Decentralization transfers authority and responsibility of major government functions from central to sub-national governments — including local governments, civil society, and the private sector.
The community-driven development (CDD) and decentralization nexus can empower communities to exert influence over local governance and services. CDD and decentralization are both about empowering people at the local level.
The rationale for decentralization in the context of CDD includes economic efficiency, public accountability, and empowerment:
• It gives greater voice and choice to citizens to influence decisions that affect their lives.
• It allows local governments to respond dynamically to communities.
• It results in allocative efficiency by matching of local needs and preferences with patterns of local public expenditure (assumes substantial fiscal autonomy).
Community/local level checks and balances ensure both community-based organizations and local governments can be held accountable to their respective constituencies. Decentralization also provides a powerful impetus for enhancing the scaling up potential of CDD operations. By incorporating local governments in the CDD approach from the outset, and by building strong partnerships between local governments and community-based organizations, CDD projects can achieve scale and sustainability, while improving systems of local governance by building downward accountability towards citizens.
Benefits and challenges of decentralization
Much of the decentralization that has taken place in the past decade has been motivated by political concerns. For example, in Latin America, decentralization has been an essential part of the democratization process as discredited autocratic central regimes are replaced by elected governments operating under new constitutions. However, there is also a strong rationale for decentralization in terms of economic efficiency, public accountability, and empowerment.
In the context of CDD, the major benefits of decentralization are:
• Greater voice and choice of individual constituents to influence decisions which affect their lives, and of sub-national and local governments to respond dynamically to constituency concerns.

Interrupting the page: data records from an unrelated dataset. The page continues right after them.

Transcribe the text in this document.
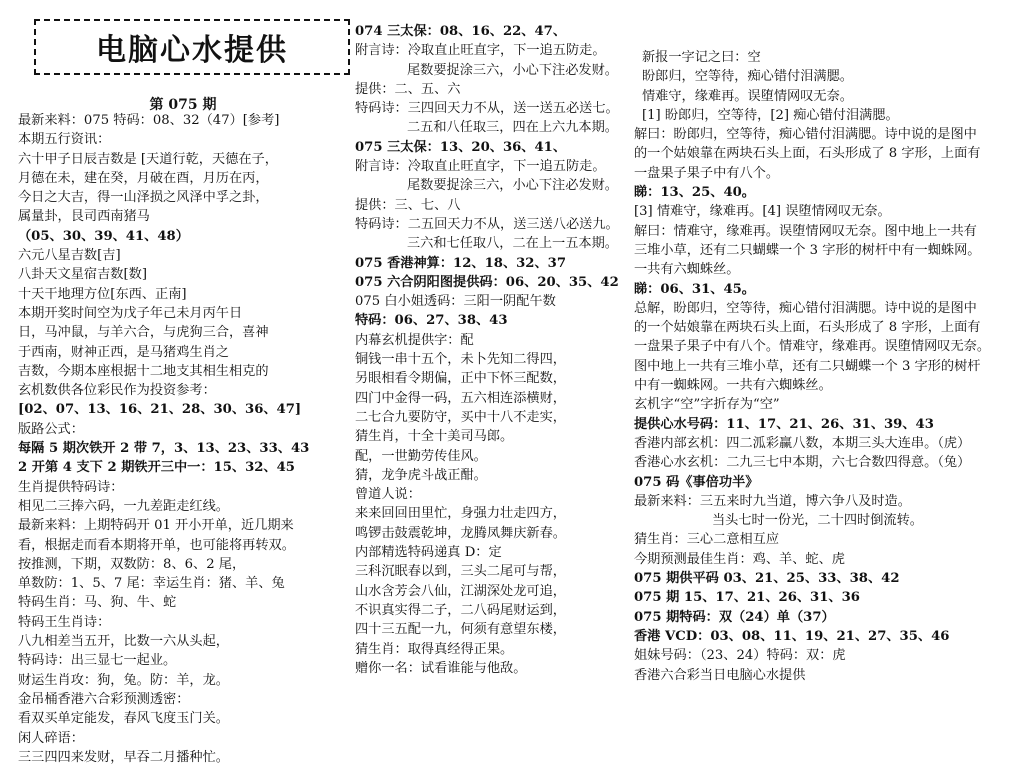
电脑心水提供
第 075 期
最新来料：075 特码：08、32（47）[参考]
本期五行资讯：
六十甲子日辰吉数是 [天道行乾，天德在子，
月德在未，建在癸，月破在酉，月历在丙，
今日之大吉，得一山泽损之风泽中孚之卦，
属量卦，艮司西南猪马
（05、30、39、41、48）
六元八星吉数[吉]
八卦天文星宿吉数[数]
十天干地理方位[东西、正南]
本期开奖时间空为戊子年己未月丙午日
日，马冲鼠，与羊六合，与虎狗三合，喜神
于西南，财神正西，是马猪鸡生肖之
吉数，今期本座根据十二地支其相生相克的
玄机数供各位彩民作为投资参考：
[02、07、13、16、21、28、30、36、47]
版路公式：
每隔 5 期次铁开 2 带 7，3、13、23、33、43
2 开第 4 支下 2 期铁开三中一：15、32、45
生肖提供特码诗：
相见二三捧六码，一九差距走红线。
最新来料：上期特码开 01 开小开单，近几期来
看，根据走而看本期将开单，也可能将再转双。
按推测，下期，双数防：8、6、2 尾，
单数防：1、5、7 尾：幸运生肖：猪、羊、兔
特码生肖：马、狗、牛、蛇
特码王生肖诗：
八九相差当五开，比数一六从头起，
特码诗：出三显七一起业。
财运生肖攻：狗，兔。防：羊，龙。
金吊桶香港六合彩预测透密：
看双买单定能发，春风飞度玉门关。
闲人碎语：
三三四四来发财，早吞二月播种忙。
074 三太保：08、16、22、47、
附言诗：冷取直止旺直字，下一追五防走。
尾数要捉涂三六，小心下注必发财。
提供：二、五、六
特码诗：三四回天力不从，送一送五必送七。
二五和八任取三，四在上六九本期。
075 三太保：13、20、36、41、
附言诗：冷取直止旺直字，下一追五防走。
尾数要捉涂三六，小心下注必发财。
提供：三、七、八
特码诗：二五回天力不从，送三送八必送九。
三六和七任取八，二在上一五本期。
075 香港神算：12、18、32、37
075 六合阴阳图提供码：06、20、35、42
075 白小姐透码：三阳一阴配午数
特码：06、27、38、43
内幕玄机提供字：配
铜钱一串十五个，未卜先知二得四，
另眼相看令期偏，正中下怀三配数，
四门中金得一码，五六相连添横财，
二七合九要防守，买中十八不走实，
猜生肖，十全十美司马郎。
配，一世勤劳传佳风。
猜，龙争虎斗战正酣。
曾道人说：
来来回回田里忙，身强力壮走四方，
鸣锣击鼓震乾坤，龙腾凤舞庆新春。
内部精选特码递真 D：定
三科沉眠春以到，三头二尾可与帮，
山水含芳会八仙，江湖深处龙可追，
不识真实得二子，二八码尾财运到，
四十三五配一九，何须有意望东楼，
猜生肖：取得真经得正果。
赠你一名：试看谁能与他敌。
新报一字记之曰：空
盼郎归，空等待，痴心错付泪满腮。
情难守，缘难再。误堕情网叹无奈。
[1] 盼郎归，空等待，[2] 痴心错付泪满腮。
解曰：盼郎归，空等待，痴心错付泪满腮。诗中说的是图中
的一个姑娘靠在两块石头上面，石头形成了 8 字形，上面有
一盘果子果子中有八个。
睇：13、25、40。
[3] 情难守，缘难再。[4] 误堕情网叹无奈。
解曰：情难守，缘难再。误堕情网叹无奈。图中地上一共有
三堆小草，还有二只蝴蝶一个 3 字形的树杆中有一蜘蛛网。
一共有六蜘蛛丝。
睇：06、31、45。
总解，盼郎归，空等待，痴心错付泪满腮。诗中说的是图中
的一个姑娘靠在两块石头上面，石头形成了 8 字形，上面有
一盘果子果子中有八个。情难守，缘难再。误堕情网叹无奈。
图中地上一共有三堆小草，还有二只蝴蝶一个 3 字形的树杆
中有一蜘蛛网。一共有六蜘蛛丝。
玄机字“空”字折存为“空”
提供心水号码：11、17、21、26、31、39、43
香港内部玄机：四二泒彩赢八数，本期三头大连串。（虎）
香港心水玄机：二九三七中本期，六七合数四得意。（兔）
075 码《事倍功半》
最新来料：三五来时九当道，博六争八及时造。
当头七时一份光，二十四时倒流转。
猜生肖：三心二意相互应
今期预测最佳生肖：鸡、羊、蛇、虎
075 期供平码 03、21、25、33、38、42
075 期 15、17、21、26、31、36
075 期特码：双（24）单（37）
香港 VCD：03、08、11、19、21、27、35、46
姐妹号码：（23、24）特码：双：虎
香港六合彩当日电脑心水提供
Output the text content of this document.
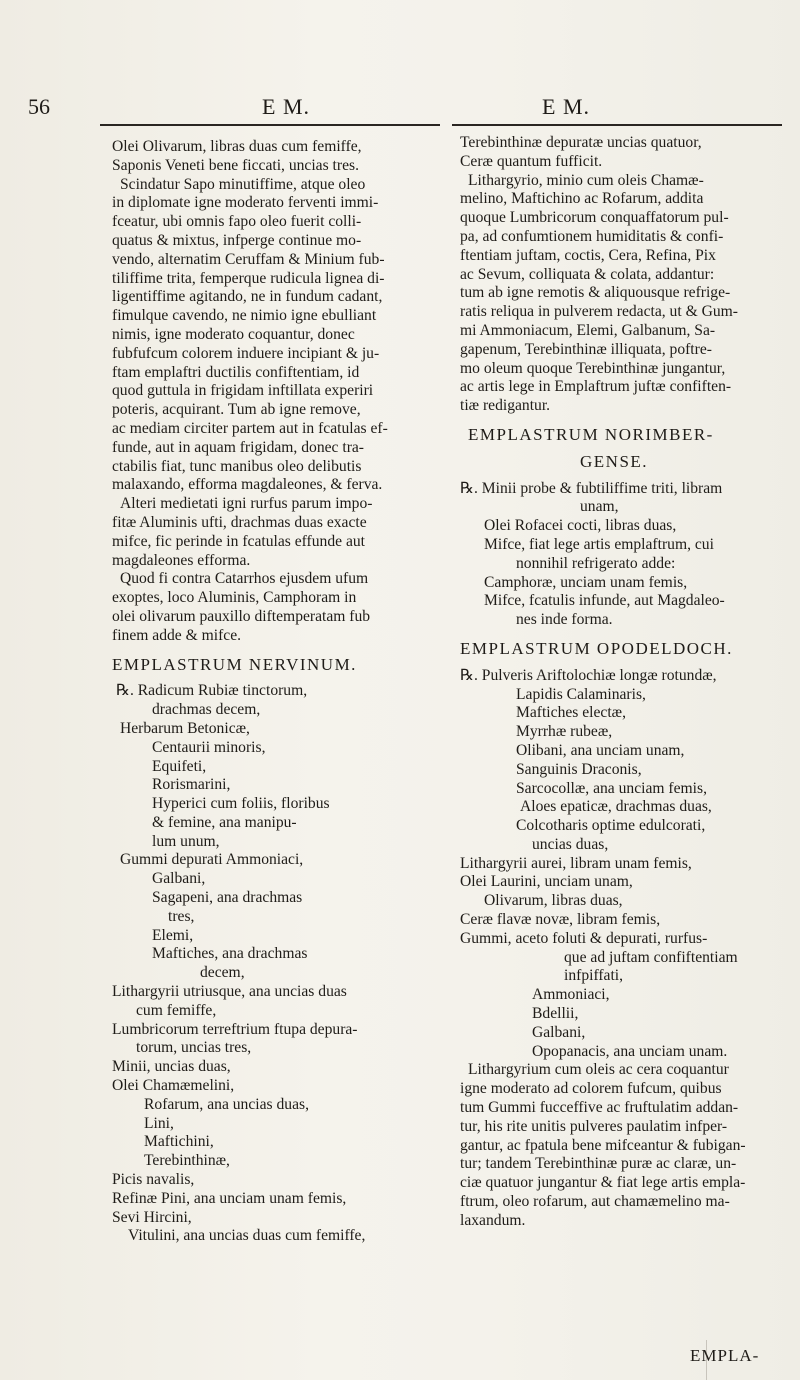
56	E M.	E M.
Olei Olivarum, libras duas cum femiffe,
Saponis Veneti bene ficcati, uncias tres.
Scindatur Sapo minutiffime, atque oleo
in diplomate igne moderato ferventi immi-
fceatur, ubi omnis fapo oleo fuerit colli-
quatus & mixtus, infperge continue mo-
vendo, alternatim Ceruffam & Minium fub-
tiliffime trita, femperque rudicula lignea di-
ligentiffime agitando, ne in fundum cadant,
fimulque cavendo, ne nimio igne ebulliant
nimis, igne moderato coquantur, donec
fubfufcum colorem induere incipiant & ju-
ftam emplaftri ductilis confiftentiam, id
quod guttula in frigidam inftillata experiri
poteris, acquirant. Tum ab igne remove,
ac mediam circiter partem aut in fcatulas ef-
funde, aut in aquam frigidam, donec tra-
ctabilis fiat, tunc manibus oleo delibutis
malaxando, efforma magdaleones, & ferva.
Alteri medietati igni rurfus parum impo-
fitæ Aluminis ufti, drachmas duas exacte
mifce, fic perinde in fcatulas effunde aut
magdaleones efforma.
Quod fi contra Catarrhos ejusdem ufum
exoptes, loco Aluminis, Camphoram in
olei olivarum pauxillo diftemperatam fub
finem adde & mifce.
EMPLASTRUM NERVINUM.
℞. Radicum Rubiæ tinctorum,
drachmas decem,
Herbarum Betonicæ,
Centaurii minoris,
Equifeti,
Rorismarini,
Hyperici cum foliis, floribus
& femine, ana manipu-
lum unum,
Gummi depurati Ammoniaci,
Galbani,
Sagapeni, ana drachmas
tres,
Elemi,
Maftiches, ana drachmas
decem,
Lithargyrii utriusque, ana uncias duas
cum femiffe,
Lumbricorum terreftrium ftupa depura-
torum, uncias tres,
Minii, uncias duas,
Olei Chamæmelini,
Rofarum, ana uncias duas,
Lini,
Maftichini,
Terebinthinæ,
Picis navalis,
Refinæ Pini, ana unciam unam femis,
Sevi Hircini,
Vitulini, ana uncias duas cum femiffe,
Terebinthinæ depuratæ uncias quatuor,
Ceræ quantum fufficit.
Lithargyrio, minio cum oleis Chamæ-
melino, Maftichino ac Rofarum, addita
quoque Lumbricorum conquaffatorum pul-
pa, ad confumtionem humiditatis & confi-
ftentiam juftam, coctis, Cera, Refina, Pix
ac Sevum, colliquata & colata, addantur:
tum ab igne remotis & aliquousque refrige-
ratis reliqua in pulverem redacta, ut & Gum-
mi Ammoniacum, Elemi, Galbanum, Sa-
gapenum, Terebinthinæ illiquata, poftre-
mo oleum quoque Terebinthinæ jungantur,
ac artis lege in Emplaftrum juftæ confiften-
tiæ redigantur.
EMPLASTRUM NORIMBER-
GENSE.
℞. Minii probe & fubtiliffime triti, libram
unam,
Olei Rofacei cocti, libras duas,
Mifce, fiat lege artis emplaftrum, cui
nonnihil refrigerato adde:
Camphoræ, unciam unam femis,
Mifce, fcatulis infunde, aut Magdaleo-
nes inde forma.
EMPLASTRUM OPODELDOCH.
℞. Pulveris Ariftolochiæ longæ rotundæ,
Lapidis Calaminaris,
Maftiches electæ,
Myrrhæ rubeæ,
Olibani, ana unciam unam,
Sanguinis Draconis,
Sarcocollæ, ana unciam femis,
Aloes epaticæ, drachmas duas,
Colcotharis optime edulcorati,
uncias duas,
Lithargyrii aurei, libram unam femis,
Olei Laurini, unciam unam,
Olivarum, libras duas,
Ceræ flavæ novæ, libram femis,
Gummi, aceto foluti & depurati, rurfus-
que ad juftam confiftentiam
infpiffati,
Ammoniaci,
Bdellii,
Galbani,
Opopanacis, ana unciam unam.
Lithargyrium cum oleis ac cera coquantur
igne moderato ad colorem fufcum, quibus
tum Gummi fucceffive ac fruftulatim addan-
tur, his rite unitis pulveres paulatim infper-
gantur, ac fpatula bene mifceantur & fubigan-
tur; tandem Terebinthinæ puræ ac claræ, un-
ciæ quatuor jungantur & fiat lege artis empla-
ftrum, oleo rofarum, aut chamæmelino ma-
laxandum.
EMPLA-
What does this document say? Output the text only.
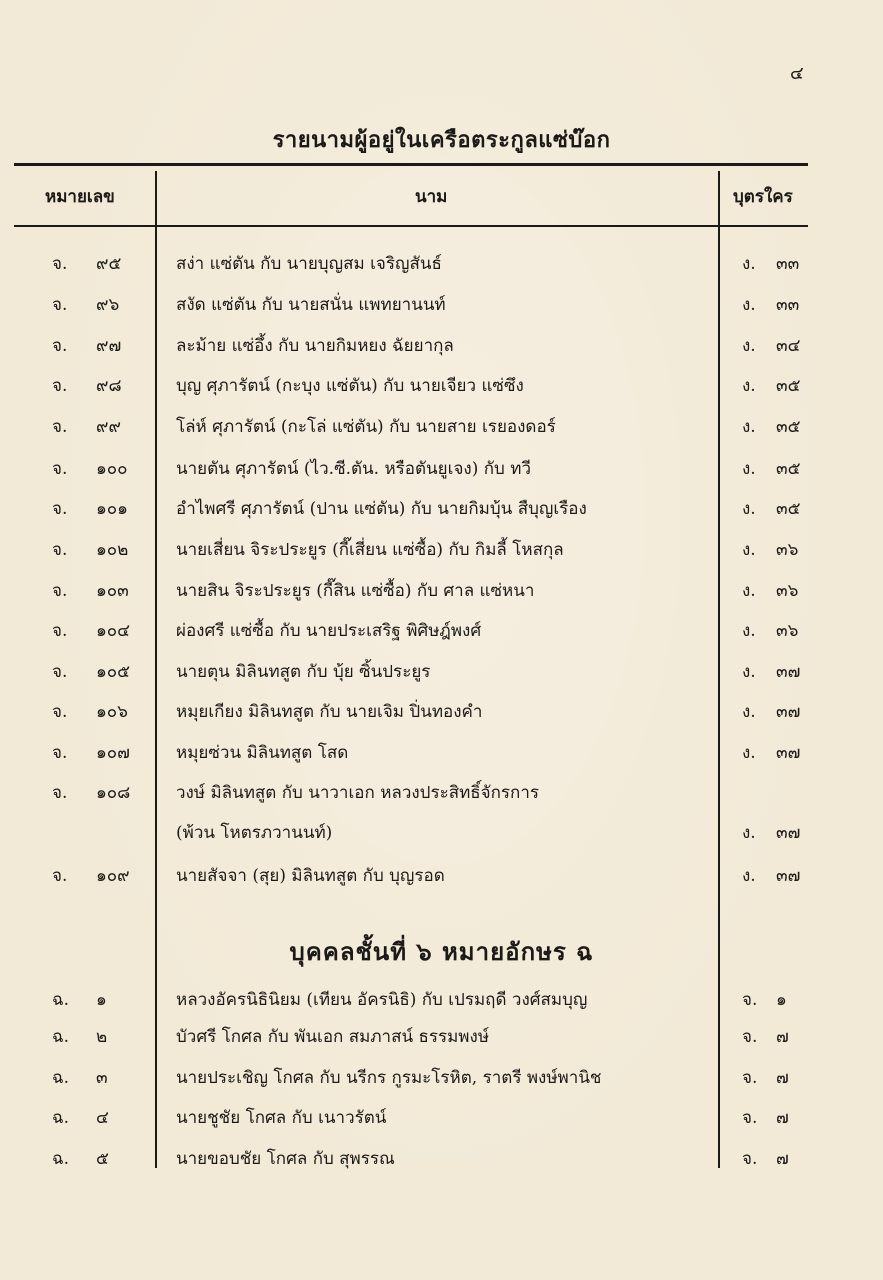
๔
รายนามผู้อยู่ในเครือตระกูลแซ่บ๊อก
หมายเลข	นาม	บุตรใคร
จ. ๙๕	สง่า แซ่ตัน กับ นายบุญสม เจริญสันธ์	ง. ๓๓
จ. ๙๖	สงัด แซ่ตัน กับ นายสนั่น แพทยานนท์	ง. ๓๓
จ. ๙๗	ละม้าย แซ่อึ้ง กับ นายกิมหยง ฉัยยากุล	ง. ๓๔
จ. ๙๘	บุญ ศุภารัตน์ (กะบุง แซ่ตัน) กับ นายเจียว แซ่ซึง	ง. ๓๕
จ. ๙๙	โล่ห์ ศุภารัตน์ (กะโล่ แซ่ตัน) กับ นายสาย เรยองดอร์	ง. ๓๕
จ. ๑๐๐	นายตัน ศุภารัตน์ (ไว.ซี.ตัน. หรือตันยูเจง) กับ ทวี	ง. ๓๕
จ. ๑๐๑	อำไพศรี ศุภารัตน์ (ปาน แซ่ตัน) กับ นายกิมบุ้น สืบุญเรือง	ง. ๓๕
จ. ๑๐๒	นายเสี่ยน จิระประยูร (กี๊เสี่ยน แซ่ซื้อ) กับ กิมลี้ โหสกุล	ง. ๓๖
จ. ๑๐๓	นายสิน จิระประยูร (กี๊สิน แซ่ซื้อ) กับ ศาล แซ่หนา	ง. ๓๖
จ. ๑๐๔	ผ่องศรี แซ่ซื้อ กับ นายประเสริฐ พิศิษฎ์พงศ์	ง. ๓๖
จ. ๑๐๕	นายตุน มิลินทสูต กับ บุ้ย ซิ้นประยูร	ง. ๓๗
จ. ๑๐๖	หมุยเกียง มิลินทสูต กับ นายเจิม ปิ่นทองคำ	ง. ๓๗
จ. ๑๐๗	หมุยซ่วน มิลินทสูต โสด	ง. ๓๗
จ. ๑๐๘	วงษ์ มิลินทสูต กับ นาวาเอก หลวงประสิทธิ์จักรการ
(พ้วน โหตรภวานนท์)	ง. ๓๗
จ. ๑๐๙	นายสัจจา (สุย) มิลินทสูต กับ บุญรอด	ง. ๓๗
บุคคลชั้นที่ ๖ หมายอักษร ฉ
ฉ. ๑	หลวงอัครนิธินิยม (เทียน อัครนิธิ) กับ เปรมฤดี วงศ์สมบุญ	จ. ๑
ฉ. ๒	บัวศรี โกศล กับ พันเอก สมภาสน์ ธรรมพงษ์	จ. ๗
ฉ. ๓	นายประเชิญ โกศล กับ นรีกร กูรมะโรหิต, ราตรี พงษ์พานิช	จ. ๗
ฉ. ๔	นายชูชัย โกศล กับ เนาวรัตน์	จ. ๗
ฉ. ๕	นายขอบชัย โกศล กับ สุพรรณ	จ. ๗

• Allocative efficiency — matching of local needs and preferences with patterns of local public expenditure (assumes substantial fiscal autonomy).
• Empowerment of districts, villages, communities, and individual constituents.
The underlying assumptions on which these potential benefits of decentralization rest include:
• Representative elected bodies: Each council member has a mandate to articulate needs of an identifiable constituency and can be held accountable.
• Inclusive local decision-making: Decision-making that does not systematically exclude the poorest, most vulnerable groups, specific social or ethnic groups.
Potential dangers and challenges of decentralization include:
• Elite capture
• Corruption
• Patronage politics
• Local civil servants feel compromised
• Impedes further decentralization
• Incomplete information
• Constituents not able to hold representatives accountable
• Opaque decision-making affecting accountability upwards and downwards
• Rationalizes reform delays and central claw back of power
Types of decentralization
Types of decentralization include political, administrative, and fiscal decentralization. Drawing distinctions between these various concepts is useful for highlighting the many dimensions to successful decentralization and the need for coordination among them:
Political decentralization transfers policy and legislative powers from central governments to autonomous, lower level assemblies, and local councils that have been democratically elected by their constituencies. To be effective, it requires regular elections, clearly defined jurisdictions and powers, and the appropriate legal, political and functional space.
Administrative decentralization places planning and implementation responsibilities in the hands of locally situated civil servants and these local civil servants under the jurisdiction of elected local governments. To be effective, it requires ability to make independent staffing decisions and ability to negotiate conditions of service (though the center may retain a useful role in training)
Fiscal decentralization accords substantial revenue and expenditure autonomy to local governments, including the power to levy taxes and user charges. To be effective, it requires linking pleasure of spending with pain of revenue generation, increasing revenue autonomy, building capacity to analyze data for budget decisions and establishing proper fiduciary controls.